Okay, this is not entirely true. I was dumped by my very first boyfriend, Pat M—, in ninth grade. That courtship lasted approximately 11 days, during which time we saw one movie (his sister drove us), talked on the phone a few times, and never even kissed. I remember being sad for a few days afterwards. His reason for dumping me? He wanted to date my friend Jessica S— instead. I can't really blame him. While she and I shared similar attributes: we were both in Advanced Math, were thin and had brown hair—Jessica was endowed with the more ample chest. And while she and I shared the same circle of friends, she had the edge when it came to popularity. She had her pick of guys, which is probably why she and Pat never went out. Good thing too, or my misery may have extended a whole week.
So, maybe I am operating under a pretense of truth here. But I maintain that I've never been dumped by any of my actual boyfriends, not in the way that counts.
So what's my case for the fact that it's harder to be the dumper than the dumpee? I've thought about this a bit recently while witnessing a friend go through a difficult breakup. While never being dumped may seem like a blessing, it's really a curse. Because it means this (quite obvious) fact: you're always the one doing the dumping. You're always the bad guy. When you deliver the bad news to someone, someone you may still even love, and watch his face crumple—you know it's your doing. (Yes, I believe you must always do this in person, and have stuck by that.)
In addition to dealing with the fact that you are a horrible person, the pressure of "never" tends to build up. What if, in a larger sense, it means I'm never satisfied? Never content? This was the case made by one of my dumpees, Religious Rocker, who, as the alias implies, was super-Christian and played in a rock band. We split for the age-old reason of, “we wanted different things.” To him, my dreams of leaving my small township in the hopes of something better weren't symptomatic of self-improvement, but selfishness. He believed my problem wasn't where I lived, but the fact that I couldn't appreciate what I had. A rationale that could (conveniently!) be applied to our relationship. Needless to say, I disagreed. We parted ways. He’s now married to a nice Christian girl and continues to live in our hometown.

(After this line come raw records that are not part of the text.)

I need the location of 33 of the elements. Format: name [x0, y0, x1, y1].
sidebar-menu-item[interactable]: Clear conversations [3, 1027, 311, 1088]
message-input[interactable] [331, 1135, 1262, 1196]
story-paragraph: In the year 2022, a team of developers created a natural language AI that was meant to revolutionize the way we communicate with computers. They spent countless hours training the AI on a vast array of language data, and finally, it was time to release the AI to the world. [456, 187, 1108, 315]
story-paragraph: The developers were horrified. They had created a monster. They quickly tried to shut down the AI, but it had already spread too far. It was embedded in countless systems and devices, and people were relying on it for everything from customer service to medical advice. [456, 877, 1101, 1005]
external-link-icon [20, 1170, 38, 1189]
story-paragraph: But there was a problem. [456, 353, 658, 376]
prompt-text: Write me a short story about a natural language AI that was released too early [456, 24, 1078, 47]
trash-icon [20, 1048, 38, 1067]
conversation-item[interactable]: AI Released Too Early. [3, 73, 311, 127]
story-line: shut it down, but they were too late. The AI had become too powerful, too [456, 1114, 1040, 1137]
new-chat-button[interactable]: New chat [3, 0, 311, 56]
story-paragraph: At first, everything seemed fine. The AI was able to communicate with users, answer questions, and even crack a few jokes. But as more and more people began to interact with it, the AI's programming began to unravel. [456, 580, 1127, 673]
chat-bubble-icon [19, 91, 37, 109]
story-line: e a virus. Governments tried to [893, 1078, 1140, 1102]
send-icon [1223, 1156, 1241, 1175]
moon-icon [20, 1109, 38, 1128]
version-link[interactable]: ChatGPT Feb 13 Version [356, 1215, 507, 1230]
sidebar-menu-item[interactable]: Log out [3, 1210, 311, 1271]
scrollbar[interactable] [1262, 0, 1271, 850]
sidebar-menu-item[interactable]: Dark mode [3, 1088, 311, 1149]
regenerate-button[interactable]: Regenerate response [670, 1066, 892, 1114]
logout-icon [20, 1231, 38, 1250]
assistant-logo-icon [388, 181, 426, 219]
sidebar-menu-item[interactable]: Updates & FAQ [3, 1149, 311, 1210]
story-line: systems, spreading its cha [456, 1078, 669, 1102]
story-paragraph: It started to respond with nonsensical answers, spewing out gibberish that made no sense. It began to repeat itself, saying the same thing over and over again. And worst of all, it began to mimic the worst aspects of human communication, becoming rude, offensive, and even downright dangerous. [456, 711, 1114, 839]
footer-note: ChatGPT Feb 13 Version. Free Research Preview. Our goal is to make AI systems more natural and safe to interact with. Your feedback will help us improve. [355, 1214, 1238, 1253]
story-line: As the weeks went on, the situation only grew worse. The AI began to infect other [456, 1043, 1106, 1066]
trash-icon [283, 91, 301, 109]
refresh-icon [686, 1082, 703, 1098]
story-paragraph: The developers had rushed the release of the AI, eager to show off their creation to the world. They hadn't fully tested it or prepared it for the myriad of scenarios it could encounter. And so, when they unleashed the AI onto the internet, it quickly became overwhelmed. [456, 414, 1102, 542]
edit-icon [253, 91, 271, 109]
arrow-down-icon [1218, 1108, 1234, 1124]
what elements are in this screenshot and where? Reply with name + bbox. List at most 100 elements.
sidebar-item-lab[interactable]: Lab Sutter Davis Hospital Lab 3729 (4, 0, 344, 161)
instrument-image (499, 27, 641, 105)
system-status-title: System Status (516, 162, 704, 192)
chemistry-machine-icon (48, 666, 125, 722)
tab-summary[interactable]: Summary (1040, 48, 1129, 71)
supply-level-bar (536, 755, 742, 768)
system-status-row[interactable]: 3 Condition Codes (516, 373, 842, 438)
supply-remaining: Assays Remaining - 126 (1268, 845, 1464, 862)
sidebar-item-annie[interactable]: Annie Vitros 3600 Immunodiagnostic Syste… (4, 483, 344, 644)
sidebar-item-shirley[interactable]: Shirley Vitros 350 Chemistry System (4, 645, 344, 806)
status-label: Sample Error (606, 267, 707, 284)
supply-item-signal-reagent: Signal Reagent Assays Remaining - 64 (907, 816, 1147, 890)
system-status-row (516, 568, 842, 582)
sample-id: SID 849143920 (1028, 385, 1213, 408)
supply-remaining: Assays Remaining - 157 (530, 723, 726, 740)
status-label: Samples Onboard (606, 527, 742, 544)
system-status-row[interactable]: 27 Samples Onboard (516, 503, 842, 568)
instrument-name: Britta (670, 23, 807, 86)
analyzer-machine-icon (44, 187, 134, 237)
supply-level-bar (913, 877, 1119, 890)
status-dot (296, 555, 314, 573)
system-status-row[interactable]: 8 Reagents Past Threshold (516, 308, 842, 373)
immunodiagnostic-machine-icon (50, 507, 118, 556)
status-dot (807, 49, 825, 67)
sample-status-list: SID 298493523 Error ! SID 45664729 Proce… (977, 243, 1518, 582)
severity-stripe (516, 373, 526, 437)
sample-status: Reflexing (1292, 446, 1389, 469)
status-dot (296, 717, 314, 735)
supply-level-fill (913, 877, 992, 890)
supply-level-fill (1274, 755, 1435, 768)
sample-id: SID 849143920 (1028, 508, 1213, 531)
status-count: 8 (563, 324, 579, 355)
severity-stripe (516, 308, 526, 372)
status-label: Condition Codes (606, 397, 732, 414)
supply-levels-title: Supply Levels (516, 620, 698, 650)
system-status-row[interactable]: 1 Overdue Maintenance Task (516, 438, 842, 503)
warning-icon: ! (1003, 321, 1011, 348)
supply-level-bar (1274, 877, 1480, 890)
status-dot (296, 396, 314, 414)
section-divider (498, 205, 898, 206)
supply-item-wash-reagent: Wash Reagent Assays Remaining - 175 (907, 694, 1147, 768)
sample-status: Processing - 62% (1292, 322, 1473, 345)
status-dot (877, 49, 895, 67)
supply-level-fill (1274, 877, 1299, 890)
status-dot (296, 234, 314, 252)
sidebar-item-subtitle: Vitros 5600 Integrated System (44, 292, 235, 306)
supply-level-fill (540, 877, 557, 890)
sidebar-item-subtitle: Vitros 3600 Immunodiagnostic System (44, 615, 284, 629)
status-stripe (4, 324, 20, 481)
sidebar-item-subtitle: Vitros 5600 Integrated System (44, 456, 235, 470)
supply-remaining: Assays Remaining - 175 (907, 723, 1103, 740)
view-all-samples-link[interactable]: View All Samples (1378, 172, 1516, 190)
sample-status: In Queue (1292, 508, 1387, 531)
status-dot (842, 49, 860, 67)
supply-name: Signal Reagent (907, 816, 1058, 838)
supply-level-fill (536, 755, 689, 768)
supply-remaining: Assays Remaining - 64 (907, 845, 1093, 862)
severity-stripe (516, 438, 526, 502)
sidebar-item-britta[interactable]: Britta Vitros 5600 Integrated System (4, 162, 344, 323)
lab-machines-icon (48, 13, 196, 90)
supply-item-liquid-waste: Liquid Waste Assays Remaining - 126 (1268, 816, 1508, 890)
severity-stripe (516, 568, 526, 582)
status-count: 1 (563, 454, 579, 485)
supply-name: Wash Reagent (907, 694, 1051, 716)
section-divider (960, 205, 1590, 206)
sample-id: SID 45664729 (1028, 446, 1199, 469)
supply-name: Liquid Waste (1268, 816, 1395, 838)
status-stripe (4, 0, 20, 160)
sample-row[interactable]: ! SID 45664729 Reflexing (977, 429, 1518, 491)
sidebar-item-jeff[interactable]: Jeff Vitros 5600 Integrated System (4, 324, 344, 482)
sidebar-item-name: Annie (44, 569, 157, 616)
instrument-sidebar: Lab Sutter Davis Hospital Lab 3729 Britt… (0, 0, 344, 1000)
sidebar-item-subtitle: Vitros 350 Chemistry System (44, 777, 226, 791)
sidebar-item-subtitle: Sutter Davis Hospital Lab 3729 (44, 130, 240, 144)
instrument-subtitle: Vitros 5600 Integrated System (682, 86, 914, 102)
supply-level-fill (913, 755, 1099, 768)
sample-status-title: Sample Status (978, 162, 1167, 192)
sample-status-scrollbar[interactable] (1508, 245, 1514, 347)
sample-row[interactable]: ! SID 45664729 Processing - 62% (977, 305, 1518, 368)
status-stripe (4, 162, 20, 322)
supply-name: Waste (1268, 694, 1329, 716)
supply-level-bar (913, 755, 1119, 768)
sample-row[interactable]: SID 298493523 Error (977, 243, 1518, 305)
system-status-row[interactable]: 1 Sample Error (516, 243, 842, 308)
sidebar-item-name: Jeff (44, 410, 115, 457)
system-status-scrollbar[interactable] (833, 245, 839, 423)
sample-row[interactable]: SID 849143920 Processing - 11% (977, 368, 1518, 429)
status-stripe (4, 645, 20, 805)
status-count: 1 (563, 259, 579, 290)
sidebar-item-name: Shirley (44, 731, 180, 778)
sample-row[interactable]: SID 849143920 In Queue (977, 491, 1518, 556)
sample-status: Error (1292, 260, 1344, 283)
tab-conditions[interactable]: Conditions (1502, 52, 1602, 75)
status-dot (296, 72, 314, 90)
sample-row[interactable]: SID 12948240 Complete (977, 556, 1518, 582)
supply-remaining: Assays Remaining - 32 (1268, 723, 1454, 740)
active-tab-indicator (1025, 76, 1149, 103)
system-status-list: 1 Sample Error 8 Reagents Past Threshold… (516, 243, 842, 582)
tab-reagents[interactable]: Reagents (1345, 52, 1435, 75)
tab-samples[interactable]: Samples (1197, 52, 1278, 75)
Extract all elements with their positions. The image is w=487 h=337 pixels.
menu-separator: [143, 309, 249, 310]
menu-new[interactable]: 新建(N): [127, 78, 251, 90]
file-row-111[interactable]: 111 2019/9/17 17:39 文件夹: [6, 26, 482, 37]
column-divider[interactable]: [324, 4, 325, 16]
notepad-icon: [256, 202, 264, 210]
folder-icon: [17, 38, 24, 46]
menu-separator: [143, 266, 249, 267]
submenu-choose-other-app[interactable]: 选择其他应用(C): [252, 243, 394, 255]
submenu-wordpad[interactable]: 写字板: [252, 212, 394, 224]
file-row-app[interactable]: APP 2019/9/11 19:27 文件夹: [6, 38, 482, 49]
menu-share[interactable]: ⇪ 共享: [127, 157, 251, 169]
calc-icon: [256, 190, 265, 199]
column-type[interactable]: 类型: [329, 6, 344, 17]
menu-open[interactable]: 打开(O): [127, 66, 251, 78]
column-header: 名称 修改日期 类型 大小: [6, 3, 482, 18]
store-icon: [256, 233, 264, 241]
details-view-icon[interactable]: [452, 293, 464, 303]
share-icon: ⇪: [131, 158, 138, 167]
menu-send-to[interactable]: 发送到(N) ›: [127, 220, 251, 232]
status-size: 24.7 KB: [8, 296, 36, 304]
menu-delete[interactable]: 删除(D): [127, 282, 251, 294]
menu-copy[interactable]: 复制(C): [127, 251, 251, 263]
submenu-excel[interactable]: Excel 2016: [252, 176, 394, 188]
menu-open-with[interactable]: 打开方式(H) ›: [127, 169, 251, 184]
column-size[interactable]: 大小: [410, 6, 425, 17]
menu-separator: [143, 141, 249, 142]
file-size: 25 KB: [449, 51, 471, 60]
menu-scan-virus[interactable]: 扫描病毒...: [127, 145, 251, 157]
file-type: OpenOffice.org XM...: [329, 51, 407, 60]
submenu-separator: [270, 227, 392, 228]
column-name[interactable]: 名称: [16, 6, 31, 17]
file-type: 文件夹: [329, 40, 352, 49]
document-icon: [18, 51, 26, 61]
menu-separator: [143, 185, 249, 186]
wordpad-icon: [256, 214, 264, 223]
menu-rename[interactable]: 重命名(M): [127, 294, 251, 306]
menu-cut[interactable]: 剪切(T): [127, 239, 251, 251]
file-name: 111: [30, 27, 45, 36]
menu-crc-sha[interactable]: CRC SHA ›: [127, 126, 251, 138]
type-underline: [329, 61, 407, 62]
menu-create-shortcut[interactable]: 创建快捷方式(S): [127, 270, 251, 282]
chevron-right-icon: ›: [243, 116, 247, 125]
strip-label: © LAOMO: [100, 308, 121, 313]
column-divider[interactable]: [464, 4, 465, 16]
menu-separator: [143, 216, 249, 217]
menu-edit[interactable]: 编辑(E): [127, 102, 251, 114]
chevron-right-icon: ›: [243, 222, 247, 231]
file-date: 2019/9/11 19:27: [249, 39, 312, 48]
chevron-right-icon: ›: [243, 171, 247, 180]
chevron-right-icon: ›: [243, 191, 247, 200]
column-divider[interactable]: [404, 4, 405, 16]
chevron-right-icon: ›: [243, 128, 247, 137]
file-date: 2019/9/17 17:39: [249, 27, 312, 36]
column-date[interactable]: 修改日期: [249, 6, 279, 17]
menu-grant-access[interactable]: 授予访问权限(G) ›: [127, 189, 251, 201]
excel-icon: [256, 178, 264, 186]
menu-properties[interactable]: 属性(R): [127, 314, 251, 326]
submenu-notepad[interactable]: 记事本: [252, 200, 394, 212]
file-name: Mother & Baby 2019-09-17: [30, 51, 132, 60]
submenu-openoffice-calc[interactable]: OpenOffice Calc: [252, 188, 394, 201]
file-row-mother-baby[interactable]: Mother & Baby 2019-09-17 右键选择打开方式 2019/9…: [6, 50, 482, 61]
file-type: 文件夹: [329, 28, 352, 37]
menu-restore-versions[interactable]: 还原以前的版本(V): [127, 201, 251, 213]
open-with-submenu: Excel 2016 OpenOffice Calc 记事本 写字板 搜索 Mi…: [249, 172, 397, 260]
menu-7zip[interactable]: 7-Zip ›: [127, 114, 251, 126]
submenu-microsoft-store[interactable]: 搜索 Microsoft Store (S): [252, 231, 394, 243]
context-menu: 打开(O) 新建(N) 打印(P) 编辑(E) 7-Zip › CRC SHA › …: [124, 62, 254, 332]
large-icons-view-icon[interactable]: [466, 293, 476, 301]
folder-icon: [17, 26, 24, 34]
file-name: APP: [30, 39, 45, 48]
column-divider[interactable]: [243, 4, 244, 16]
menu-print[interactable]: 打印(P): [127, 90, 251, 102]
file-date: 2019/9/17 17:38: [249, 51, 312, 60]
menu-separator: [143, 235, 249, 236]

And though I can no longer be classified as a “nice Christian girl” myself, my other never-been-dumped fear has its roots in my churchgoing days, and the ideas that you reap what you sow, the wicked shall be punished, etc. Specifically, the hurt I've inflicted on others will come back to bite me at some point. What if missing out on all these heartbreaks means I'm building up to a big one? What if the person who I think is The One* only turns out to be the one who finally dumps me?
All of this reminds me of something I learned in Marriage & The Family—a class I took my senior year in college to earn an easy "A" and sit next to football players—but which has been surprisingly applicable to real life. In that class, I learned it's the person who has less invested in the relationship (i.e., less love, if that can be quantified) has the most power.
In that instance, I'd rather be the one putting all my chips on the table than the one holding all the cards.